You will run several services (web, DNS, database) safely on one hardened Linux host behind a default-deny firewall, each managed by systemd. By the end the server delivers all three services with least-privilege exposure.

Learning Objectives

  • Install and manage web, DNS, and database services.
  • Expose only the required ports with nftables.
  • Monitor service health with systemd and logs.
  • Time: ~12 hours · Difficulty: Advanced · Prereqs: the Linux server labs.

Architecture Overview

Environment Setup

  • A Linux server with systemd and nftables.
  • Nginx, BIND9, and PostgreSQL packages.

Step-by-Step Execution

01
Install and enable the services
sudo apt install -y nginx bind9 postgresql && sudo systemctl enable --now nginx named postgresql
02
Expose only required ports

The database stays local-only; only web and DNS are reachable.

sudo nft add rule inet filter input tcp dport {80,443} accept && sudo nft add rule inet filter input udp dport 53 accept
03
Verify all services are healthy
$ systemctl is-active nginx named postgresql
active active active

Progress So Far

Testing & Validation

curl -s -o /dev/null -w "%{http_code}\n" http://localhost && dig @localhost lab +short && nft list ruleset | grep 5432 || echo "db not exposed"

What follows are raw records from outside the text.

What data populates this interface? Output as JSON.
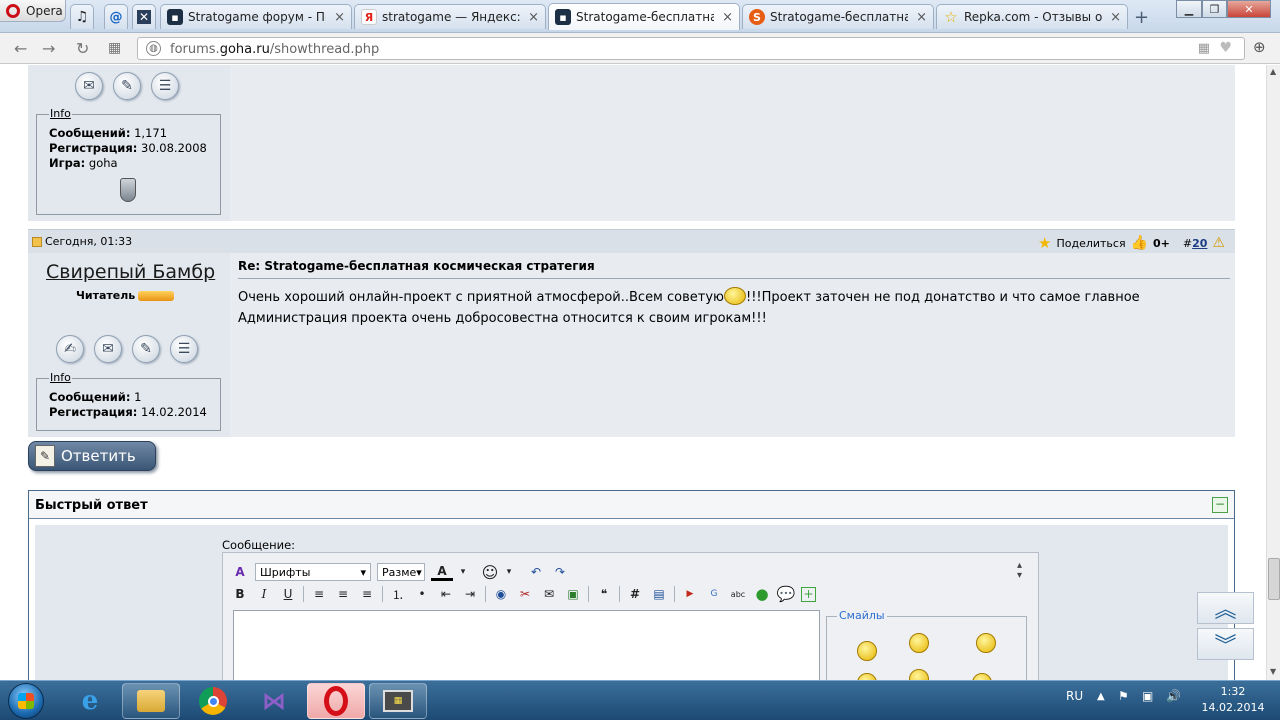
{
  "browser": {
    "menu_label": "Opera",
    "tabs": [
      {
        "title": "Stratogame форум - Проф",
        "favicon": "goha-favicon"
      },
      {
        "title": "stratogame — Яндекс: на",
        "favicon": "yandex-favicon"
      },
      {
        "title": "Stratogame-бесплатная к",
        "favicon": "goha-favicon",
        "active": true
      },
      {
        "title": "Stratogame-бесплатная к",
        "favicon": "stratogame-favicon"
      },
      {
        "title": "Repka.com - Отзывы о са",
        "favicon": "star-favicon"
      }
    ],
    "url_prefix": "forums.",
    "url_domain": "goha.ru",
    "url_path": "/showthread.php"
  },
  "prev_post": {
    "info_label": "Info",
    "stats": [
      {
        "key": "Сообщений:",
        "value": "1,171"
      },
      {
        "key": "Регистрация:",
        "value": "30.08.2008"
      },
      {
        "key": "Игра:",
        "value": "goha"
      }
    ]
  },
  "post": {
    "date": "Сегодня, 01:33",
    "share_label": "Поделиться",
    "rating": "0+",
    "number_prefix": "#",
    "number": "20",
    "username": "Свирепый Бамбр",
    "rank": "Читатель",
    "info_label": "Info",
    "stats": [
      {
        "key": "Сообщений:",
        "value": "1"
      },
      {
        "key": "Регистрация:",
        "value": "14.02.2014"
      }
    ],
    "title": "Re: Stratogame-бесплатная космическая стратегия",
    "body_part1": "Очень хороший онлайн-проект с приятной атмосферой..Всем советую",
    "body_part2": "!!!Проект заточен не под донатство и что самое главное",
    "body_part3": "Администрация проекта очень добросовестна относится к своим игрокам!!!"
  },
  "reply_button": "Ответить",
  "quick_reply": {
    "title": "Быстрый ответ",
    "message_label": "Сообщение:",
    "font_select": "Шрифты",
    "size_select": "Разме",
    "smileys_label": "Смайлы"
  },
  "taskbar": {
    "lang": "RU",
    "time": "1:32",
    "date": "14.02.2014"
  },
  "colors": {
    "forum_bg": "#e3e8ee",
    "link": "#1c3c83",
    "quick_reply_border": "#4a6a8a",
    "taskbar": "#1c4a74"
  }
}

Web returns 200, DNS resolves, and the database port is not exposed externally. If so, the server runs all services with least privilege.

Troubleshooting
  • Service won't start: inspect journalctl -u <service> for the failure.
  • Port unreachable: confirm the nftables accept rule precedes the default drop.
  • DB reachable externally: bind PostgreSQL to localhost and block 5432 at the firewall.

Extension Ideas

Key Results

  • Ran web, DNS, and database on one hardened host.
  • Exposed only the required ports via default-deny nftables.
  • Kept the database local-only with no external exposure.
  • Verified health of all three services.